Aging Unfolds in Distinct Stages Across the Body
A landmark study by Rockefeller University has revealed new perspectives on aging, showing that it occurs in distinct stages marked by synchronized cellular changes across organs. Published in Science, the research provides a transformative view of aging, showing it is not a gradual decline but a developmental process triggered by molecular cues. Junyue Cao and his team utilized single-cell sequencing to analyze over 21 million cells from five life stages of mice, creating the largest cellular atlas of mammalian aging to date.
The findings highlight that certain cell populations expand or diminish at specific times across multiple organs. These shifts, driven by shared molecular features, suggest potential targets for delaying or reprogramming aging. “Some cells greatly expand in number while others decline, depending on the age,” said Cao. “What’s more, some changes are controlled by the same molecular features, which could help us intervene in the aging process itself.”
Technological Breakthroughs: The Universal Platform
To achieve this groundbreaking research, the team adapted EasySci, a single-cell sequencing method initially developed to study brain aging. Graduate student Zehao Zhang modified the protocol to profile cells across all major organs, tackling the challenge of maintaining data quality across diverse tissues.
This effort resulted in a universal profiling platform capable of systematically analyzing aging and disease mechanisms across an entire organism. Using EasySci, the team collected and analyzed data from over 600 samples of male and female mice. This approach enabled them to identify over 10 main cell types and 200 subtypes with significant age-related changes.
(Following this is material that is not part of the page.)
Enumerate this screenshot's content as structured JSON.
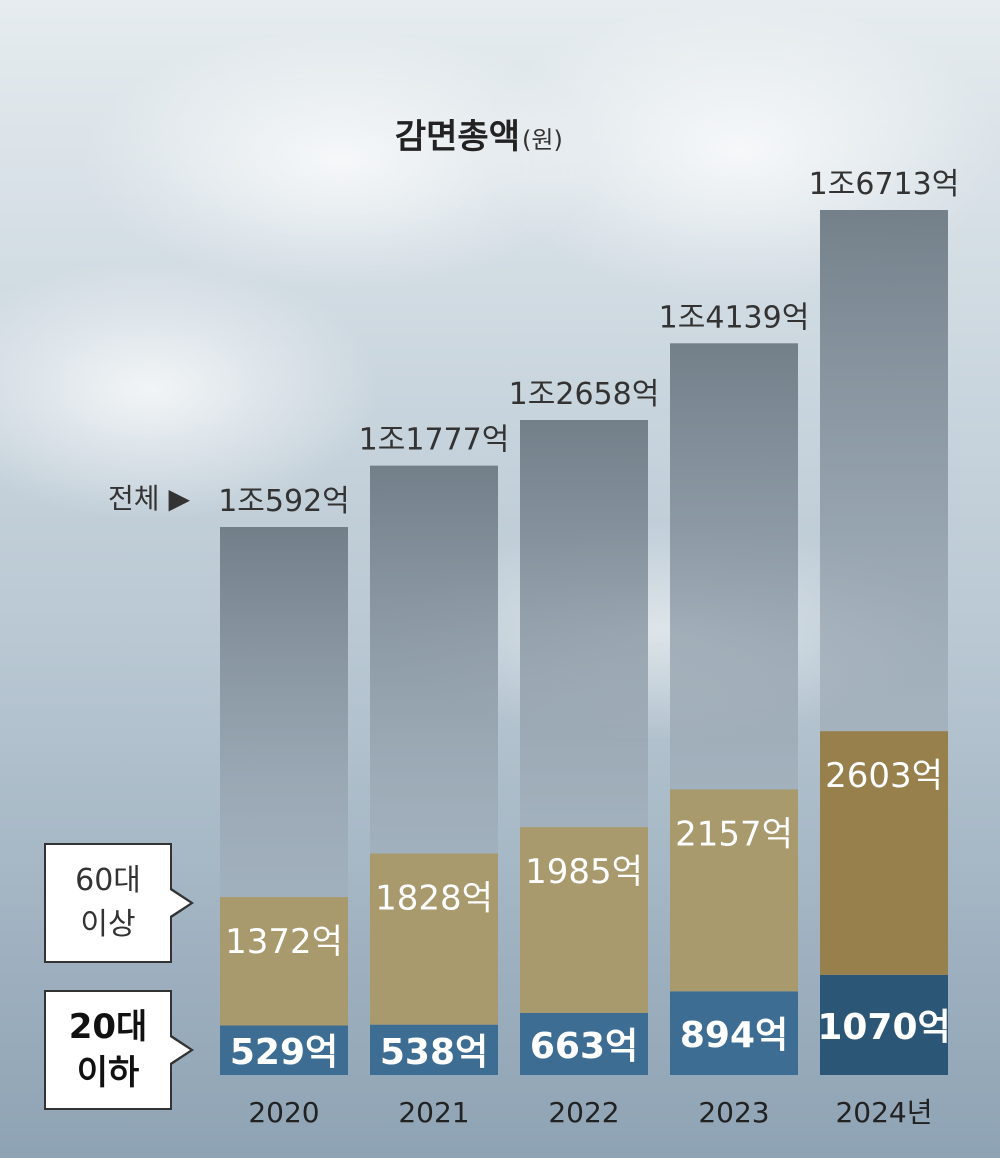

For example, early adulthood in mice (3 to 12 months) saw a decline in specific fat, muscle, and epithelial cells, while advanced adulthood (12 to 23 months) exhibited a surge in immune cells. Intriguingly, these changes were linked to gene expressions shared across different organs, offering insights into perspectives on aging and how these processes might be regulated.
Insights into Sex Differences and Future Applications
One of the study’s most surprising findings was the profound cellular differences between male and female mice. Hundreds of cellular states varied by sex, including adipocyte progenitor cells and aging-associated B cells, which expanded in females. These differences may explain the higher prevalence of autoimmune conditions in older women compared to men. Zhang emphasized the importance of including both sexes in aging studies to uncover generalized mechanisms and develop sex-specific treatments.
The research has also laid the groundwork for future studies. The dataset, named PanSci, is the largest single-cell sequencing atlas of mammalian aging ever created. Researchers worldwide are encouraged to explore this resource to advance understanding in fields like age prediction, rare cell identification, and disease mechanisms.
Cao’s team plans to further investigate the cellular dynamics linked to aging and sex differences, focusing on underexplored subtypes. “Our findings could help identify the cellular basis for some sex-specific diseases,” said Cao. The comprehensive dataset also offers opportunities to train machine-learning models, enabling in silico experiments and other computational applications.
This study marks a significant step in unraveling the complexities of aging, offering insights that could shape interventions for age-related conditions and improve perspectives on aging in the human process.